Fausses nouvelles


Le terme fake news (fausse nouvelle; plus littéralement, nouvelle truquée) a été retenu comme mot de l’année 2017 par le dictionnaire anglais Collins. Un an plus tôt, c’était l’expression post truth (post-vérité) qui avait les honneurs du dictionnaire d’Oxford.

Fake news. Le néologisme trumpesque ne devrait pas se traduire par «fausse information». Ce serait rapprocher deux termes que leurs sens devraient éloigner. Une information entretient par nature une relation exigeante, sinon assurée, à la vérité. Elle est censée donner au public des renseignements qui lui permettent de se situer dans son environnement et de le comprendre. Fausse, une information n’en serait plus une: elle serait au mieux une erreur, au pire une tromperie, un mensonge ou une manipulation.

Dans la sphère politico-médiatique, la fausse nouvelle est une arme à double usage. En la lançant, on vise à discréditer et déstabiliser un adversaire. En dénonçant comme fausse nouvelle une information constituée, on l’esquive et on en déconsidère l’auteur. Ainsi sont restitués les mécanismes de la propagande, dont l’efficacité repose toujours sur l’exploitation d’une part de réalité avérée, fût-elle infime.

Des «canards» à Weinstein

Fake news, l’expression anglo-américaine est nouvelle, la réalité ne l’est pas. Ses ancêtres sont légion. À commencer par le fameux «canard», dont Gérard de Nerval écrivait: «Le canard est une nouvelle quelquefois vraie, toujours exagérée, souvent fausse (…); on paie cinq centimes et l’on est volé.»

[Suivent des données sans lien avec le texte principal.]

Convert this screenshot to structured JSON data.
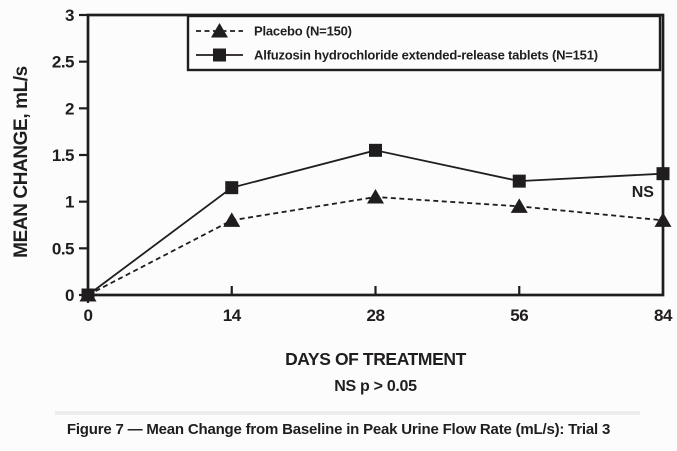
{
  "figure": {
    "caption": "Figure 7 — Mean Change from Baseline in Peak Urine Flow Rate (mL/s): Trial 3"
  },
  "chart_data": {
    "type": "line",
    "title": "",
    "xlabel": "DAYS OF TREATMENT",
    "xlabel_note": "NS p > 0.05",
    "ylabel": "MEAN CHANGE, mL/s",
    "categories": [
      0,
      14,
      28,
      56,
      84
    ],
    "x_tick_labels": [
      "0",
      "14",
      "28",
      "56",
      "84"
    ],
    "x_axis_spacing": "equal",
    "ylim": [
      0,
      3
    ],
    "yticks": [
      0,
      0.5,
      1,
      1.5,
      2,
      2.5,
      3
    ],
    "ytick_labels": [
      "0",
      "0.5",
      "1",
      "1.5",
      "2",
      "2.5",
      "3"
    ],
    "grid": false,
    "legend_position": "top-inside",
    "line_color": "#201d1e",
    "background_color": "#fcfcfc",
    "series": [
      {
        "name": "Placebo (N=150)",
        "marker": "triangle",
        "line": "dashed",
        "values": [
          0,
          0.8,
          1.05,
          0.95,
          0.8
        ]
      },
      {
        "name": "Alfuzosin hydrochloride extended-release tablets (N=151)",
        "marker": "square",
        "line": "solid",
        "values": [
          0,
          1.15,
          1.55,
          1.22,
          1.3
        ]
      }
    ],
    "annotations": [
      {
        "text": "NS",
        "x_index": 3.86,
        "y": 1.05
      }
    ]
  }
}
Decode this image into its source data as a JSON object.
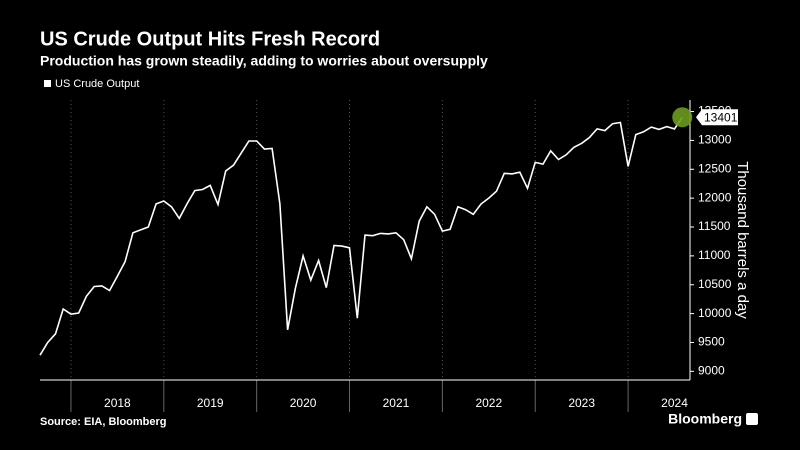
{
  "chart_data": {
    "type": "line",
    "title": "US Crude Output Hits Fresh Record",
    "subtitle": "Production has grown steadily, adding to worries about oversupply",
    "y_label": "Thousand barrels a day",
    "source": "Source: EIA, Bloomberg",
    "brand": "Bloomberg",
    "x": [
      "2017-09",
      "2017-10",
      "2017-11",
      "2017-12",
      "2018-01",
      "2018-02",
      "2018-03",
      "2018-04",
      "2018-05",
      "2018-06",
      "2018-07",
      "2018-08",
      "2018-09",
      "2018-10",
      "2018-11",
      "2018-12",
      "2019-01",
      "2019-02",
      "2019-03",
      "2019-04",
      "2019-05",
      "2019-06",
      "2019-07",
      "2019-08",
      "2019-09",
      "2019-10",
      "2019-11",
      "2019-12",
      "2020-01",
      "2020-02",
      "2020-03",
      "2020-04",
      "2020-05",
      "2020-06",
      "2020-07",
      "2020-08",
      "2020-09",
      "2020-10",
      "2020-11",
      "2020-12",
      "2021-01",
      "2021-02",
      "2021-03",
      "2021-04",
      "2021-05",
      "2021-06",
      "2021-07",
      "2021-08",
      "2021-09",
      "2021-10",
      "2021-11",
      "2021-12",
      "2022-01",
      "2022-02",
      "2022-03",
      "2022-04",
      "2022-05",
      "2022-06",
      "2022-07",
      "2022-08",
      "2022-09",
      "2022-10",
      "2022-11",
      "2022-12",
      "2023-01",
      "2023-02",
      "2023-03",
      "2023-04",
      "2023-05",
      "2023-06",
      "2023-07",
      "2023-08",
      "2023-09",
      "2023-10",
      "2023-11",
      "2023-12",
      "2024-01",
      "2024-02",
      "2024-03",
      "2024-04",
      "2024-05",
      "2024-06",
      "2024-07",
      "2024-08"
    ],
    "series": [
      {
        "name": "US Crude Output",
        "color": "#ffffff",
        "values": [
          9280,
          9500,
          9650,
          10080,
          9990,
          10010,
          10300,
          10470,
          10480,
          10400,
          10650,
          10900,
          11400,
          11450,
          11500,
          11900,
          11950,
          11850,
          11650,
          11900,
          12130,
          12150,
          12220,
          11890,
          12470,
          12570,
          12780,
          12990,
          12990,
          12850,
          12860,
          11900,
          9720,
          10440,
          11000,
          10580,
          10920,
          10450,
          11180,
          11170,
          11140,
          9920,
          11360,
          11350,
          11390,
          11380,
          11400,
          11280,
          10950,
          11600,
          11850,
          11720,
          11430,
          11460,
          11850,
          11800,
          11720,
          11900,
          12000,
          12120,
          12430,
          12420,
          12450,
          12170,
          12620,
          12590,
          12820,
          12670,
          12750,
          12880,
          12950,
          13050,
          13200,
          13170,
          13290,
          13310,
          12550,
          13100,
          13150,
          13230,
          13190,
          13240,
          13200,
          13401
        ]
      }
    ],
    "highlight_color": "#6b9a1f",
    "xlim": [
      "2017-09",
      "2024-09"
    ],
    "xticks": [
      "2018",
      "2019",
      "2020",
      "2021",
      "2022",
      "2023",
      "2024"
    ],
    "ylim": [
      8850,
      13700
    ],
    "yticks": [
      9000,
      9500,
      10000,
      10500,
      11000,
      11500,
      12000,
      12500,
      13000,
      13500
    ],
    "grid": true
  }
}
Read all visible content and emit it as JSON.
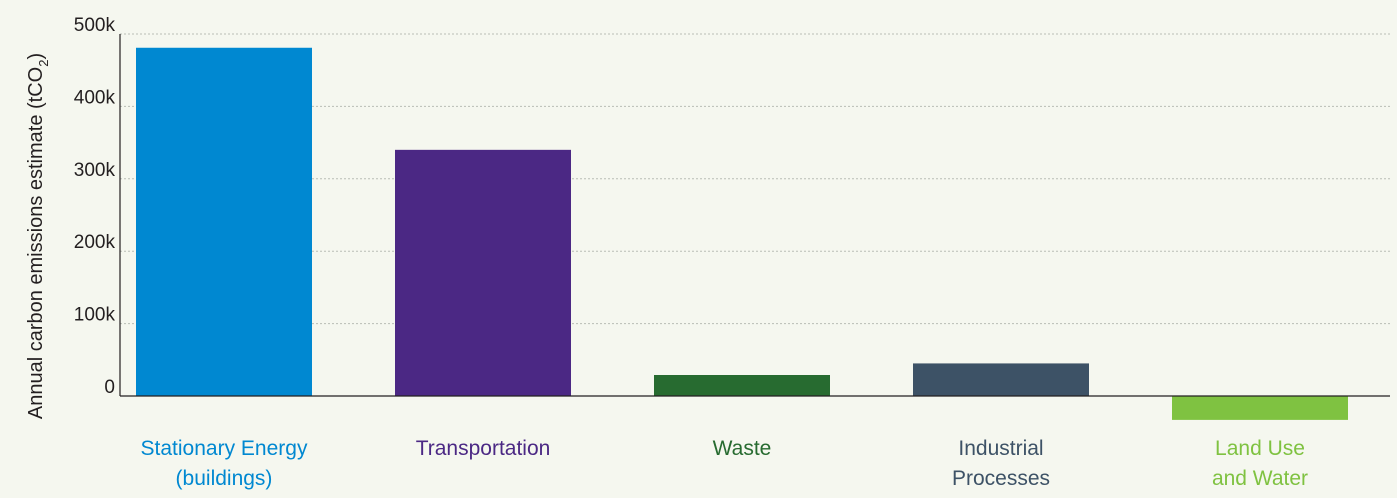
{
  "chart_data": {
    "type": "bar",
    "categories": [
      [
        "Stationary Energy",
        "(buildings)"
      ],
      [
        "Transportation"
      ],
      [
        "Waste"
      ],
      [
        "Industrial",
        "Processes"
      ],
      [
        "Land Use",
        "and Water"
      ]
    ],
    "values": [
      481000,
      340000,
      29000,
      45000,
      -33000
    ],
    "colors": [
      "#0088d1",
      "#4b2884",
      "#276b30",
      "#3d5266",
      "#7fc241"
    ],
    "ylabel": "Annual carbon emissions estimate (tCO",
    "ylabel_subscript": "2",
    "ylabel_close": ")",
    "ylim": [
      -40000,
      500000
    ],
    "yticks": [
      0,
      100000,
      200000,
      300000,
      400000,
      500000
    ],
    "ytick_labels": [
      "0",
      "100k",
      "200k",
      "300k",
      "400k",
      "500k"
    ],
    "grid": true,
    "legend": "none"
  }
}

Dans son essai La tyrannie de la communication (1999), Ignacio Ramonet présentait un florilège de duperies véhiculées par des journaux de réputation internationale: récits sur la guerre du Cambodge rédigés pour le New York Times par un journaliste installé sur les bords d’une piscine de Marbella; octroi du prestigieux Prix Pulitzer à une journaliste du Washington Post pour un reportage bouleversant sur un héroïnomane de huit ans, qui n’a jamais existé. Depuis lors, d’autres falsifications se sont produites. Les bidonnages d’un jeune collaborateur du New York Times, Jayson Blair, ont provoqué une crise profonde au sein du journal.

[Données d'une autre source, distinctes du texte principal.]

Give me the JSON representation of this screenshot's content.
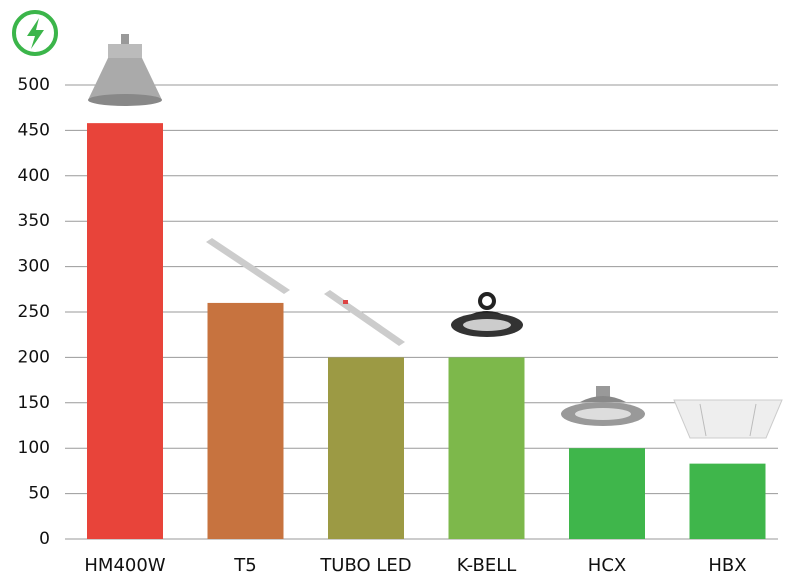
{
  "chart_data": {
    "type": "bar",
    "categories": [
      "HM400W",
      "T5",
      "TUBO LED",
      "K-BELL",
      "HCX",
      "HBX"
    ],
    "values": [
      458,
      260,
      200,
      200,
      100,
      83
    ],
    "colors": [
      "#e8443a",
      "#c7733f",
      "#9c9a44",
      "#7db84b",
      "#3fb64b",
      "#3fb64b"
    ],
    "ylim": [
      0,
      500
    ],
    "yticks": [
      0,
      50,
      100,
      150,
      200,
      250,
      300,
      350,
      400,
      450,
      500
    ],
    "grid": true
  }
}
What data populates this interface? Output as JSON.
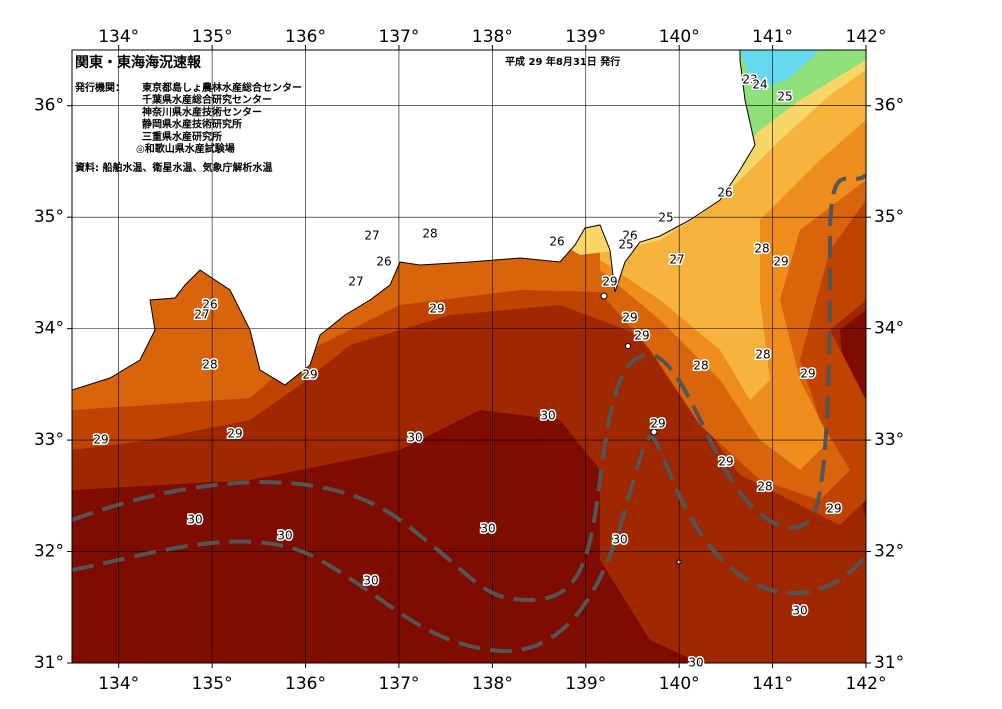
{
  "map": {
    "title": "関東・東海海況速報",
    "date": "平成 29 年8月31日 発行",
    "issuer_label": "発行機関：",
    "issuers": [
      "東京都島しょ農林水産総合センター",
      "千葉県水産総合研究センター",
      "神奈川県水産技術センター",
      "静岡県水産技術研究所",
      "三重県水産研究所",
      "◎和歌山県水産試験場"
    ],
    "source": "資料: 船舶水温、衛星水温、気象庁解析水温",
    "lon_range": [
      133.5,
      142
    ],
    "lat_range": [
      31,
      36.5
    ],
    "lon_ticks": [
      {
        "value": 134,
        "label": "134°"
      },
      {
        "value": 135,
        "label": "135°"
      },
      {
        "value": 136,
        "label": "136°"
      },
      {
        "value": 137,
        "label": "137°"
      },
      {
        "value": 138,
        "label": "138°"
      },
      {
        "value": 139,
        "label": "139°"
      },
      {
        "value": 140,
        "label": "140°"
      },
      {
        "value": 141,
        "label": "141°"
      },
      {
        "value": 142,
        "label": "142°"
      }
    ],
    "lat_ticks": [
      {
        "value": 31,
        "label": "31°"
      },
      {
        "value": 32,
        "label": "32°"
      },
      {
        "value": 33,
        "label": "33°"
      },
      {
        "value": 34,
        "label": "34°"
      },
      {
        "value": 35,
        "label": "35°"
      },
      {
        "value": 36,
        "label": "36°"
      }
    ],
    "contour_labels": [
      23,
      24,
      25,
      26,
      25,
      26,
      25,
      26,
      27,
      28,
      29,
      28,
      27,
      26,
      27,
      26,
      27,
      29,
      29,
      29,
      29,
      28,
      28,
      29,
      28,
      29,
      29,
      29,
      30,
      30,
      29,
      29,
      28,
      29,
      30,
      30,
      30,
      30,
      30,
      30,
      30
    ]
  }
}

En Suisse? La Tribune de Genève finit par débusquer les plagiats d’un prétendu correspondant en Iran, dans les premiers temps de l’ayatollah Khomeiny. La Neue Zürcher Zeitung s’aperçut qu’un entretien avec un célèbre avocat américain sur la peine de mort, publié dans son supplément du dimanche, n’était qu’un produit de l’imagination. Le Blick qu’une interview de Mick Jagger parue dans ses colonnes était inventée de toutes pièces…

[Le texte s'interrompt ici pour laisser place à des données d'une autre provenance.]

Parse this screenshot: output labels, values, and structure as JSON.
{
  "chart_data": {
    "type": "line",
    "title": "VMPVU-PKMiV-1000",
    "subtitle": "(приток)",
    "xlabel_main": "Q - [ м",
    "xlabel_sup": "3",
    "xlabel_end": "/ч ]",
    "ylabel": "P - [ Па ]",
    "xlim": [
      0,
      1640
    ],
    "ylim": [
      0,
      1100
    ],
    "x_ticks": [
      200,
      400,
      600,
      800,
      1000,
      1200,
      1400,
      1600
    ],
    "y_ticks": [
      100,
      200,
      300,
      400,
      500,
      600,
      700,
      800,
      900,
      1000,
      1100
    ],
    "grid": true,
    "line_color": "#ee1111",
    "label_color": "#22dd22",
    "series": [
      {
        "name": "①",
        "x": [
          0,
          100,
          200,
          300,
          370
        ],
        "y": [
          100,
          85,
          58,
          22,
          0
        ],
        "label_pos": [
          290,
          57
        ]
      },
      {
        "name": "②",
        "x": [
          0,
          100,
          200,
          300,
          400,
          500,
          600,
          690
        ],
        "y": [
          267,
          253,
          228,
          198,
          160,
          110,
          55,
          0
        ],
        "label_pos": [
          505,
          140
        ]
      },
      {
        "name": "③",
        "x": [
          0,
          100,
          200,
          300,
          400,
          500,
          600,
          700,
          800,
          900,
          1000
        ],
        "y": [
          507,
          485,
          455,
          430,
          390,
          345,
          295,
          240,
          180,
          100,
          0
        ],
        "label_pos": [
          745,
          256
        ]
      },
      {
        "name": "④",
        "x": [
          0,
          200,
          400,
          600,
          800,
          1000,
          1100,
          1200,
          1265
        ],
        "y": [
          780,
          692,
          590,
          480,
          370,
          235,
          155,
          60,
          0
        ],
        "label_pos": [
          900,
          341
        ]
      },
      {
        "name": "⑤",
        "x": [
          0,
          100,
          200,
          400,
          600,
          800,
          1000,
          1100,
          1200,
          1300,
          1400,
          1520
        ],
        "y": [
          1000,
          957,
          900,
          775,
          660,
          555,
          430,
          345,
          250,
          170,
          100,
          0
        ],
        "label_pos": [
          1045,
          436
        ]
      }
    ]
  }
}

En comparaison, la fausse nouvelle diffusée début décembre par l’Agence télégraphique suisse (ATS) sur la venue du producteur hollywoodien Harvey Weinstein à Lugano n’est qu’un fétu de paille. Aussitôt démentie, grâce à la sagacité de la Radio-Télévision de la Suisse italienne (RSI) qui en dénonça la source frelatée. Elle est pourtant significative de risques accrus par la multiplication de messages sur l’Internet dans la seule intention d’en assurer la consultation et la circulation, afin d’en tirer profit.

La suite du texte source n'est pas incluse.